Bank of America put the vacant home on the market two months following the foreclosure at a very high price ($164,900). After six months of no activity and a few price reductions, Bank of America sold the property for $132,000 while conceding an additional 3% in closing cost assistance. Let’s do the math together:
| Original Contract | Foreclosure Contract | |
| Sale price |
$138,000
|
$132,000
|
| Closing Cost Assistance |
$3,000
|
$3,960
|
| Holding Costs |
$0
|
$3,960
|
| Foreclosure Costs |
$0
|
$5,000
|
| Property Insurance |
$0
|
$1000
|
| Property Taxes |
$0
|
$618
|
| Utilities |
$0
|
$2000
|
| Closing costs (Trustee’s Sale) |
$0
|
$1,500
|
| Closing costs (final sale) |
$11,040
|
$10,560
|
| Net proceeds |
$123,960
|
$103,402
|
Bank of America took a loss of over $20,000 because they couldn’t settle on a sales price six months ago. (Note: This transaction had no mortgage insurance, so there was no other financial incentive to proceed with foreclosure). It’s also six months time where a community had yet another vacant home to deal with.

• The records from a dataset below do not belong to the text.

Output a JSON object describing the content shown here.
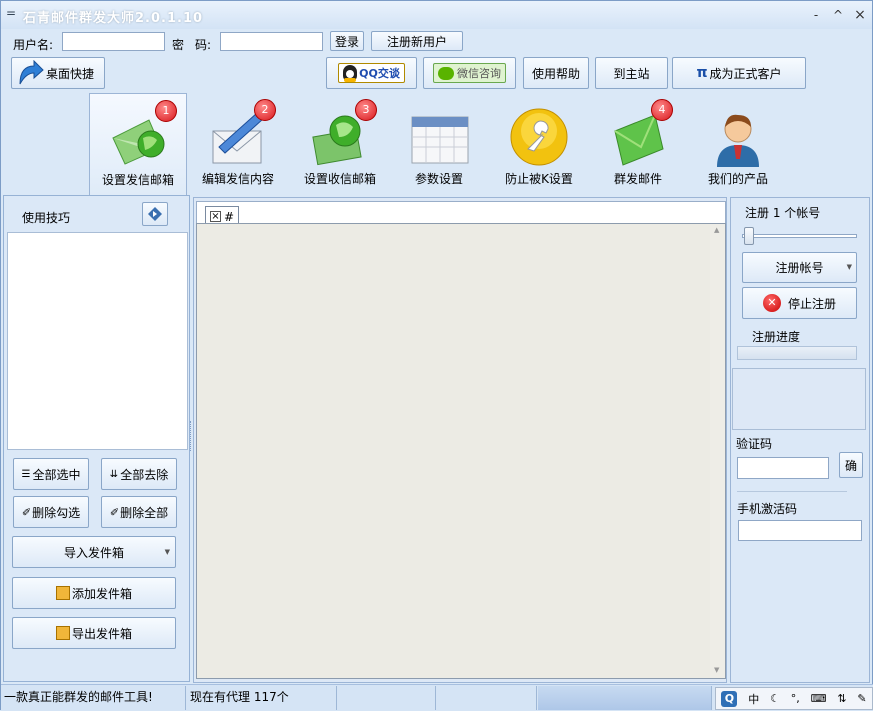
{
  "window": {
    "title": "石青邮件群发大师2.0.1.10",
    "minimize": "-",
    "maximize": "^",
    "close": "×",
    "sysmenu": "="
  },
  "login": {
    "username_label": "用户名:",
    "password_label1": "密",
    "password_label2": "码:",
    "login_button": "登录",
    "register_button": "注册新用户",
    "username_value": "",
    "password_value": ""
  },
  "toolbar": {
    "desktop_shortcut": "桌面快捷",
    "qq_chat": "QQ交谈",
    "wechat": "微信咨询",
    "help": "使用帮助",
    "home": "到主站",
    "become_customer_pi": "π",
    "become_customer": "成为正式客户"
  },
  "nav": [
    {
      "label": "设置发信邮箱",
      "badge": "1",
      "icon": "globe-envelope-icon"
    },
    {
      "label": "编辑发信内容",
      "badge": "2",
      "icon": "envelope-pen-icon"
    },
    {
      "label": "设置收信邮箱",
      "badge": "3",
      "icon": "globe-card-icon"
    },
    {
      "label": "参数设置",
      "badge": "",
      "icon": "calendar-icon"
    },
    {
      "label": "防止被K设置",
      "badge": "",
      "icon": "wrench-icon"
    },
    {
      "label": "群发邮件",
      "badge": "4",
      "icon": "green-envelope-icon"
    },
    {
      "label": "我们的产品",
      "badge": "",
      "icon": "person-icon"
    }
  ],
  "left": {
    "tips_label": "使用技巧",
    "select_all": "全部选中",
    "remove_all": "全部去除",
    "delete_checked": "删除勾选",
    "delete_all": "删除全部",
    "import": "导入发件箱",
    "add": "添加发件箱",
    "export": "导出发件箱"
  },
  "center": {
    "tab_close": "×",
    "tab_label": "#"
  },
  "right": {
    "register_count": "注册 1 个帐号",
    "register_button": "注册帐号",
    "stop_button": "停止注册",
    "progress_label": "注册进度",
    "progress": 0,
    "captcha_label": "验证码",
    "confirm_button": "确",
    "phone_label": "手机激活码",
    "captcha_value": "",
    "phone_value": ""
  },
  "status": {
    "slogan": "一款真正能群发的邮件工具!",
    "proxy": "现在有代理 117个"
  },
  "ime": {
    "items": [
      "中",
      "☾",
      "°,",
      "⌨",
      "⇅",
      "✎"
    ]
  },
  "colors": {
    "badge": "#d8171c",
    "accent": "#2f6fb6"
  }
}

So many times the banks force this situation because the bank wants to get a promissory note from the borrower for $12,000 or because they can’t settle on a difference of $2,000 in sales prices during the negotiation. Absolutely silly. More importantly, it’s irresponsible towards their stakeholders and the communities the banks purport to serve.
There is hope.
Some banks, including Bank of America, have revamped their short sale processes to improve response times. I currently am negotiating with Bank of America for a short sale and they have completed in 3 weeks what it used to take 3 months to do. So for that, I’m thankful. The other half of me says it’s about time.

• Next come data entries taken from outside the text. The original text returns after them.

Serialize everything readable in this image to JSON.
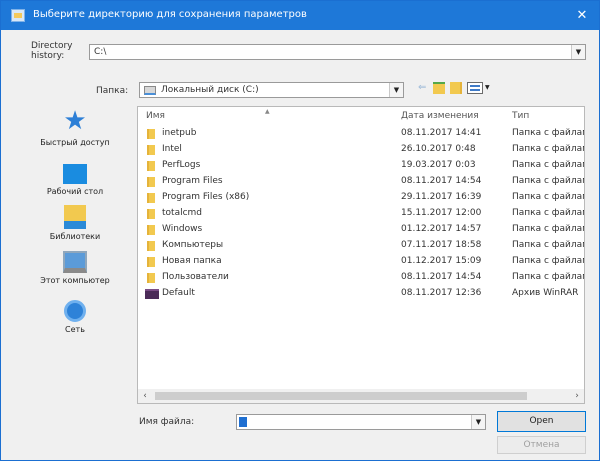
{
  "window": {
    "title": "Выберите директорию для сохранения параметров",
    "close_glyph": "✕"
  },
  "history": {
    "label": "Directory history:",
    "value": "C:\\"
  },
  "location": {
    "label": "Папка:",
    "value": "Локальный диск (C:)"
  },
  "sidebar": {
    "items": [
      {
        "label": "Быстрый доступ",
        "icon": "star-icon"
      },
      {
        "label": "Рабочий стол",
        "icon": "desktop-icon"
      },
      {
        "label": "Библиотеки",
        "icon": "libraries-icon"
      },
      {
        "label": "Этот компьютер",
        "icon": "computer-icon"
      },
      {
        "label": "Сеть",
        "icon": "network-icon"
      }
    ]
  },
  "files": {
    "columns": {
      "name": "Имя",
      "date": "Дата изменения",
      "type": "Тип"
    },
    "rows": [
      {
        "name": "inetpub",
        "date": "08.11.2017 14:41",
        "type": "Папка с файлами",
        "icon": "folder-icon"
      },
      {
        "name": "Intel",
        "date": "26.10.2017 0:48",
        "type": "Папка с файлами",
        "icon": "folder-icon"
      },
      {
        "name": "PerfLogs",
        "date": "19.03.2017 0:03",
        "type": "Папка с файлами",
        "icon": "folder-icon"
      },
      {
        "name": "Program Files",
        "date": "08.11.2017 14:54",
        "type": "Папка с файлами",
        "icon": "folder-icon"
      },
      {
        "name": "Program Files (x86)",
        "date": "29.11.2017 16:39",
        "type": "Папка с файлами",
        "icon": "folder-icon"
      },
      {
        "name": "totalcmd",
        "date": "15.11.2017 12:00",
        "type": "Папка с файлами",
        "icon": "folder-icon"
      },
      {
        "name": "Windows",
        "date": "01.12.2017 14:57",
        "type": "Папка с файлами",
        "icon": "folder-icon"
      },
      {
        "name": "Компьютеры",
        "date": "07.11.2017 18:58",
        "type": "Папка с файлами",
        "icon": "folder-icon"
      },
      {
        "name": "Новая папка",
        "date": "01.12.2017 15:09",
        "type": "Папка с файлами",
        "icon": "folder-icon"
      },
      {
        "name": "Пользователи",
        "date": "08.11.2017 14:54",
        "type": "Папка с файлами",
        "icon": "folder-icon"
      },
      {
        "name": "Default",
        "date": "08.11.2017 12:36",
        "type": "Архив WinRAR",
        "icon": "winrar-archive-icon"
      }
    ]
  },
  "filename": {
    "label": "Имя файла:",
    "value": ""
  },
  "buttons": {
    "open": "Open",
    "cancel": "Отмена"
  }
}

Unfortunately, in that same negotiation Bank of America is quibbling over approximately $3,500 in closing fees. Hopefully, they see the light and realized the same result will happen as before if they don’t open their eyes. Their hold out over $3,500 may cost them $20,000.
I’m reminded of the definition of insanity: Doing the same thing over and over expecting different results.